As of end-December 2019, the maturity profile of the country’s external debt remained predominantly medium- and long-term (MLT) in nature [i.e., those with original maturities longer than one (1) year], with share to total at 79.4 percent. On the other hand, short term (ST) accounts [or those  with  original  maturities  of  up  to one (1) year] comprised the 20.6 percent balance of debt stock and consisted of bank liabilities, trade credits and others. The weighted average maturity for all MLT accounts decreased to 16.7 years, from 17.1 years during the previous quarter, with public sector borrowings having a longer average term of 20.9 years compared to 7.4 years for the private sector. This means that FX requirements for debt payments are well spread out and, thus, more manageable.

Public sector external debt stood at US$42.8 billion from US$42.5 billion in the previous quarter.

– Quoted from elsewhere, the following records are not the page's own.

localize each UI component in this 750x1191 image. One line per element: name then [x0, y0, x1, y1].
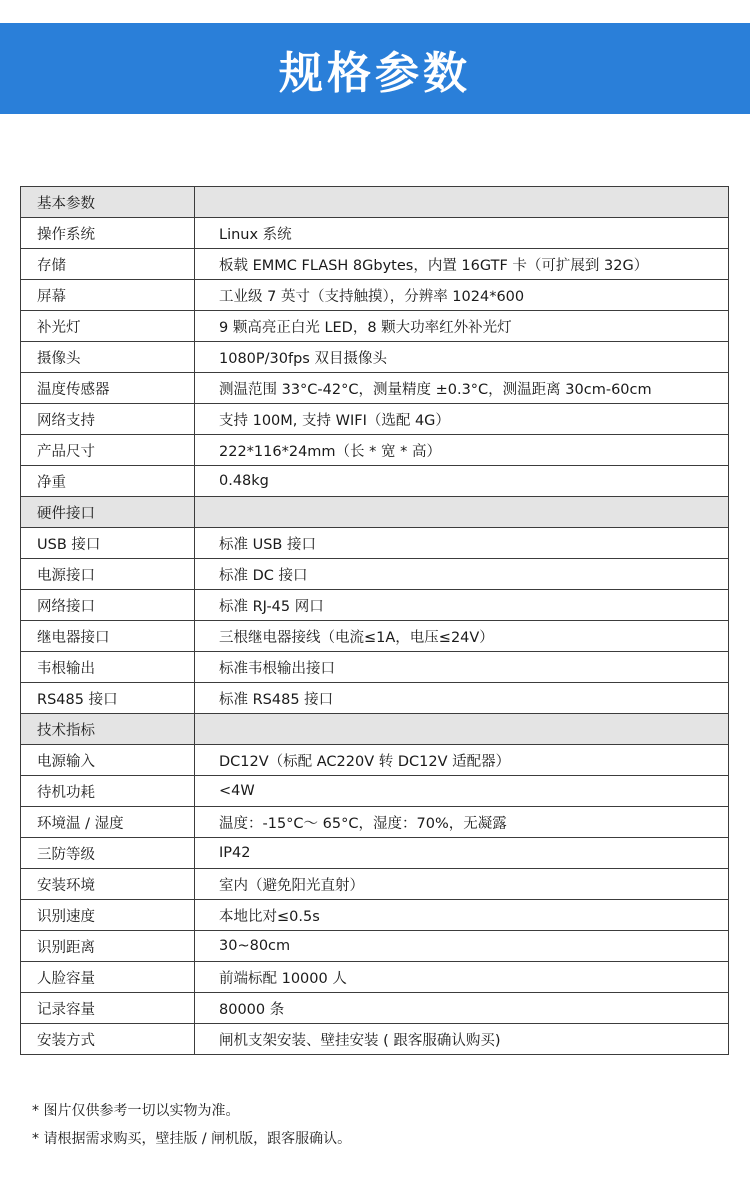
footnote: * 请根据需求购买，壁挂版 / 闸机版，跟客服确认。 [32, 1131, 352, 1147]
footnote: * 图片仅供参考一切以实物为准。 [32, 1103, 240, 1119]
title-banner [0, 23, 750, 114]
spec-table-body [21, 187, 729, 1055]
spec-key: 网络接口 [21, 590, 195, 621]
section-header-technical [21, 714, 729, 745]
spec-value: 本地比对≤0.5s [195, 900, 729, 931]
spec-key: RS485 接口 [21, 683, 195, 714]
table-row [21, 311, 729, 342]
spec-key: 存储 [21, 249, 195, 280]
table-row [21, 962, 729, 993]
spec-key: 待机功耗 [21, 776, 195, 807]
table-row [21, 559, 729, 590]
spec-key: 安装方式 [21, 1024, 195, 1055]
section-title-empty [195, 714, 729, 745]
spec-value: IP42 [195, 838, 729, 869]
table-row [21, 900, 729, 931]
section-title-empty [195, 497, 729, 528]
table-row [21, 373, 729, 404]
spec-key: 补光灯 [21, 311, 195, 342]
spec-value: 温度：-15°C～ 65°C，湿度：70%，无凝露 [195, 807, 729, 838]
table-row [21, 993, 729, 1024]
spec-value: 标准 RS485 接口 [195, 683, 729, 714]
table-row [21, 528, 729, 559]
spec-value: 222*116*24mm（长 * 宽 * 高） [195, 435, 729, 466]
spec-value: DC12V（标配 AC220V 转 DC12V 适配器） [195, 745, 729, 776]
spec-table [20, 186, 729, 1055]
table-row [21, 745, 729, 776]
spec-key: 产品尺寸 [21, 435, 195, 466]
section-title: 基本参数 [21, 187, 195, 218]
spec-key: 摄像头 [21, 342, 195, 373]
spec-key: 网络支持 [21, 404, 195, 435]
table-row [21, 807, 729, 838]
spec-key: 净重 [21, 466, 195, 497]
spec-key: 操作系统 [21, 218, 195, 249]
spec-key: 韦根输出 [21, 652, 195, 683]
spec-value: 工业级 7 英寸（支持触摸），分辨率 1024*600 [195, 280, 729, 311]
spec-value: 支持 100M, 支持 WIFI（选配 4G） [195, 404, 729, 435]
table-row [21, 869, 729, 900]
spec-key: 屏幕 [21, 280, 195, 311]
spec-value: 80000 条 [195, 993, 729, 1024]
footnotes [32, 1097, 351, 1153]
spec-value: 前端标配 10000 人 [195, 962, 729, 993]
spec-value: Linux 系统 [195, 218, 729, 249]
spec-value: 标准 RJ-45 网口 [195, 590, 729, 621]
table-row [21, 404, 729, 435]
spec-key: 温度传感器 [21, 373, 195, 404]
table-row [21, 590, 729, 621]
section-title: 硬件接口 [21, 497, 195, 528]
section-header-basic [21, 187, 729, 218]
spec-value: 标准 DC 接口 [195, 559, 729, 590]
table-row [21, 280, 729, 311]
spec-value: 1080P/30fps 双目摄像头 [195, 342, 729, 373]
spec-key: 环境温 / 湿度 [21, 807, 195, 838]
table-row [21, 1024, 729, 1055]
spec-value: <4W [195, 776, 729, 807]
section-title: 技术指标 [21, 714, 195, 745]
spec-value: 30~80cm [195, 931, 729, 962]
spec-key: 记录容量 [21, 993, 195, 1024]
table-row [21, 652, 729, 683]
table-row [21, 683, 729, 714]
spec-value: 闸机支架安装、壁挂安装 ( 跟客服确认购买) [195, 1024, 729, 1055]
table-row [21, 621, 729, 652]
spec-value: 三根继电器接线（电流≤1A，电压≤24V） [195, 621, 729, 652]
spec-value: 室内（避免阳光直射） [195, 869, 729, 900]
section-title-empty [195, 187, 729, 218]
page-title: 规格参数 [279, 47, 471, 99]
section-header-hardware [21, 497, 729, 528]
table-row [21, 838, 729, 869]
table-row [21, 435, 729, 466]
table-row [21, 466, 729, 497]
spec-value: 标准 USB 接口 [195, 528, 729, 559]
table-row [21, 931, 729, 962]
spec-key: 电源输入 [21, 745, 195, 776]
table-row [21, 776, 729, 807]
spec-value: 测温范围 33°C-42°C，测量精度 ±0.3°C，测温距离 30cm-60cm [195, 373, 729, 404]
spec-value: 标准韦根输出接口 [195, 652, 729, 683]
spec-key: 电源接口 [21, 559, 195, 590]
spec-value: 0.48kg [195, 466, 729, 497]
spec-value: 9 颗高亮正白光 LED，8 颗大功率红外补光灯 [195, 311, 729, 342]
spec-key: 安装环境 [21, 869, 195, 900]
spec-key: USB 接口 [21, 528, 195, 559]
spec-key: 人脸容量 [21, 962, 195, 993]
spec-key: 识别距离 [21, 931, 195, 962]
spec-value: 板载 EMMC FLASH 8Gbytes，内置 16GTF 卡（可扩展到 32G） [195, 249, 729, 280]
spec-key: 识别速度 [21, 900, 195, 931]
spec-key: 继电器接口 [21, 621, 195, 652]
table-row [21, 249, 729, 280]
table-row [21, 342, 729, 373]
table-row [21, 218, 729, 249]
spec-key: 三防等级 [21, 838, 195, 869]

About US$36.0 billion of public sector obligations were NG borrowings while the remaining US$6.7 billion pertained to loans of government-owned and controlled corporations, government financial institutions and the BSP.

Private sector debt grew from US$40.2 billion at end-September 2019 to US$40.8 billion at end-December 2019, with share to total likewise slightly increased from 48.6 percent to 48.8 percent. The rise was due largely to net availments of US$372 million.

Major creditor countries were: Japan (US$14.6 billion), United States of America (US$4.2 billion), United Kingdom (US$3.5 billion), and The Netherlands (US$3.3 billion)

Obligations to foreign banks and other financial institutions had the largest share (31.7 percent) of total outstanding debt, followed by loans from official sources [multilateral (17.3 percent) and bilateral creditors (13.1 percent)]. Bilateral sources (amounting to US$11.0 billion) were Japan - US$8.1 billion; China - US$685 million; and Singapore - US$439 million, among others. Meanwhile, foreign holders of bonds and notes partake 30.4 percent; and the rest (7.5 percent) were owed to other creditor types (mainly suppliers/exporters).

In terms of currency mix, the country’s debt stock remained largely denominated in  US  Dollar  (59.0   percent)   and   Japanese   Yen   (13.9   percent).  US dollar-denominated multi-currency loans from the World Bank and ADB represented 14.8 percent. The 12.3 percent balance pertained to 15 other currencies, including the Philippine Peso, Euro and SDR.